The Q.P.L. is one of the Illinois State Library’s Illinois Depository Libraries. In 2010, Illinois Secretary of State and State Librarian Jesse White announced the Q.P.L. received a $125,000 Live and Learn Construction Grant from through the Illinois State Library “to replace the heating, ventilating and air conditioning system as part of a larger renovation project.”
The Quincy Public Library is under contract with the Townships of the Quincy Area Library District (T.Q.A.P.L.D.) to provide library services to residents of Melrose, Riverside and Ellington Townships living in School District #172 and residents of Gilmer Township living in the Liberty School District. The Tri-Quincy (T.Q.) Public Library District formed in the early 1990s after a year-long trial period under a state grant that provided library services through the Q.P.L. to residents of Melrose, Riverside and Ellington townships living in School District #172.
In a 1992 public referendum, the demos voted in favor of creating the library district. The Board of Directors sat and an ad hoc planning committee comprised of representatives of all three townships was selected to determine the Tri-Quincy Public Library District’s goals and its mission statement.

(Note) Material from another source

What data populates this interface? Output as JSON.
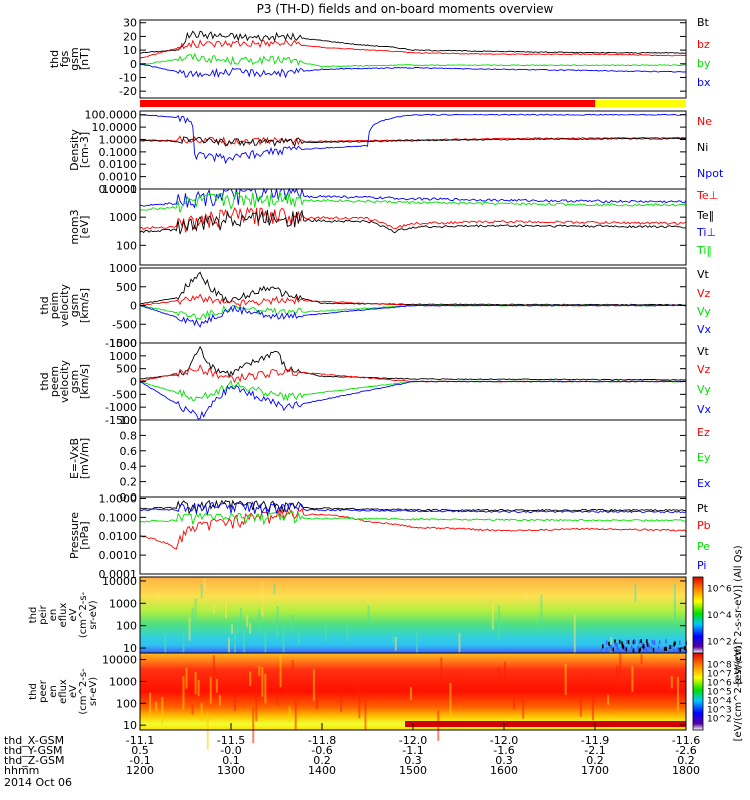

In November of 2004, voters in Gilmer, Ellington, Melrose, and Riverside Townships voted to annex Gilmer Township into the Tri-Quincy Area Public Library District. In January of 2008, the T.Q. Board of Trustees voted on a name change. On July 1, 2008, the Tri-Quincy Public Library District became the Townships of the Quincy Area Public Library District.
The Mary Weems Barton Quincy Public Library Foundation raises money for the Q.P.L. Since its foundation in 1997, it has raised over $500,000 for the Q.P.L.
Its eponym, Mary Weems Barton, was the last member of a prominent family in Quincy. At the age of thirty-one, her father, Charles “Chink” Weems, was the youngest man ever to be elected mayor, in 1923. He also headed the Pure Ice company, his grandfather, Jesse Weems, had founded in 1894, and the aforementioned Dick Brothers’ Brewery.